Please define mergesort and Karatsuba-multiplication using dc.
What are the types of the following expressions?
a) +
b) + 37
c) append
d) append [1,2]
e) map
f) map square [1,2,3,4,5]
g) map square [['a']]
h) map length [['a']]
i) foldl
j) foldl (++)
k) foldl (++) []
l) f 7
m) \f -> f 7
n) + (f x) (g x)
o) f 7 (g 'x')
p) \f -> f (g x)
q) (\f -> f (g x)) square
Please compute the most general unifier -- if it exists -- of
a) f(x,g(b)) f(a,y)
b) f(h(x,b),y) f(h(a,y),x)
c) f(x,y) f(h(x,b),y)
d) g(x,h(x,y),h(y,h(x,y))) g(x,y',h(z,y'))
e) g(x,h(x,y),h(y,h(x,y))) g(x,y',h(y',z))
f) f(a,x,h(g(y))) f(z,h(z),h(z'))
Please compute the most general type of the following expressions.
a) map square [1,2,3]
b) map square ['a','b','c']
c) \x -> 2 * x
d) \f -> f 3
e) \f x -> f (f x)
f) (\f x -> f (f x)) square
g) \x -> x x
h) f 7 (g 'a')
You can use {} |- map :: (a -> b) -> [a] -> [b] and {} |- square :: Int -> Int.
Please compute the most general type of the following functions.
a) map f [] = []
map f (x:xs) = (f x) : (map f xs)
b) append [] l = l
append (x:xs) l = x : (append xs l)
c) sum f [] = 0
sum f (x:xs) = (f x) + (f xs)
d) member x [] = False
member x (y:ys) = (x == y) || (member x ys)
Suppose the folowing function sum/tt is given.
sum f l1 l2 = (f l1) + (f l2)
Why does the expression sum length [1,2] ['a','b'] give an error?
Please given an alternative version of sum allowing summing up the lengths
of [1,2] and ['a','b'].
a) Please define a function position x l finding the position of x in list l.
Use the type Maybe a to define position.
b) Please define a function drop n l eliminating the first n elements of list l.
Use the type Maybe a to define drop.
c) Please define a function sum l summing up the elements of a list with type [Maybe a].
Suppose the following typ of binary trees is given.
data BinTree a = Leaf a | Node a (BinTree a) (BinTree a)
Please define the following functions.
a) heightBinTree t computing the height of tree t.
b) sizeBinTree t computing the number of nodes in tree t.
c) maxBinTree t computing the biggest element of tree t.

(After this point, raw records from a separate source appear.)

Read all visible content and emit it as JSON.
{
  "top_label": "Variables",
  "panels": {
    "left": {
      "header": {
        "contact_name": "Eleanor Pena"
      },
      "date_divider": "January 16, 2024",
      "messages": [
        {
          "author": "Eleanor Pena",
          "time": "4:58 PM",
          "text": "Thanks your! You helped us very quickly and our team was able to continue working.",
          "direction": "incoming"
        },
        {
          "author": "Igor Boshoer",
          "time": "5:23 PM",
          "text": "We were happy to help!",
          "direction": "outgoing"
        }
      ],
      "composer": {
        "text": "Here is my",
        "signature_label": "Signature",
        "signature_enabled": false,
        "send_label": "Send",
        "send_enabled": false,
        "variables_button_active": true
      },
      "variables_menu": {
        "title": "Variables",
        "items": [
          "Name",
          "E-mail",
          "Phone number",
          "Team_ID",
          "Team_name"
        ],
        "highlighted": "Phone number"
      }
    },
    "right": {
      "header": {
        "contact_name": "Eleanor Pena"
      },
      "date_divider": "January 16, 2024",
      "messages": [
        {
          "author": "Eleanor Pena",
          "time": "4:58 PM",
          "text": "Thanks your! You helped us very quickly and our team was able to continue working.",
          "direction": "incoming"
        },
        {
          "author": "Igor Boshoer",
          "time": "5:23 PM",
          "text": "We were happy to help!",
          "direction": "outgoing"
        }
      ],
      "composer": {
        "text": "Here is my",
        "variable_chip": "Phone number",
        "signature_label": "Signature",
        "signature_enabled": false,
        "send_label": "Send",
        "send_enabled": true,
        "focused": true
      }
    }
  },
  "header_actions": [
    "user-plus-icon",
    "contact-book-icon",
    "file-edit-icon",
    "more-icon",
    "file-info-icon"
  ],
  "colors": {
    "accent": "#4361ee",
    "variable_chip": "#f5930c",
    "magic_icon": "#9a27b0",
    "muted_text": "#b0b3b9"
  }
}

d) postBinTree t whose value is the list of t's elements in postorder.
What are the types of the functions?
Please also realize functions a) - d) using a - yet to define - function foldBinTree.
Suppose the following typ of trees is given.
data Tree a = Node a [Tree a]
Please define the following functions.
a) sizeTree t computing the number of nodes in tree t.
b) sumTree t summing up all elements of tree t.
c) preTree t whose value is the list of t's elements in preorder.
Please also realize functions a) - c) using a - yet to define - function foldTree.
Please define a type Set a with functions member,
subset, union, intersection, and delete.
Please define trees with sets attached to its nodes and functions
a) deleteTree x t eliminating a given element x from all of t's lists.
b) unionTree t giving a list of all elements in t.
c) allTree x t checking whether element x appears in all of t's.
Suppose the following type of Boolean expressions is given.
data BoolExpr = Value Bool
| And BoolExpr BoolExpr
| Not BoolExpr
a) What is the representation of (¬ False ∧ True) ∧ True ?
b) Please define a function eval :: BoolExpr -> Bool evaluating Boolean expressions.
c) Please define a function foldBoolExpr for compressing Boolean expressions.
What is the type of foldBoolExpr?
d) Please define function eval using foldBoolExpr.
Please define types BinTree a and Set a
as instances of type classes Show, Eq, and Ord.
a) Please define a type class Stack s.
b) Please define an instance of Stack s using constructors.
c) Please define an instance of Stack s by wrapping lists.
There have already been defined functions map i fold for lists and other types.
Please overload these functions using type classes.
Please also define functions map and fold for sets defined in exercise 27.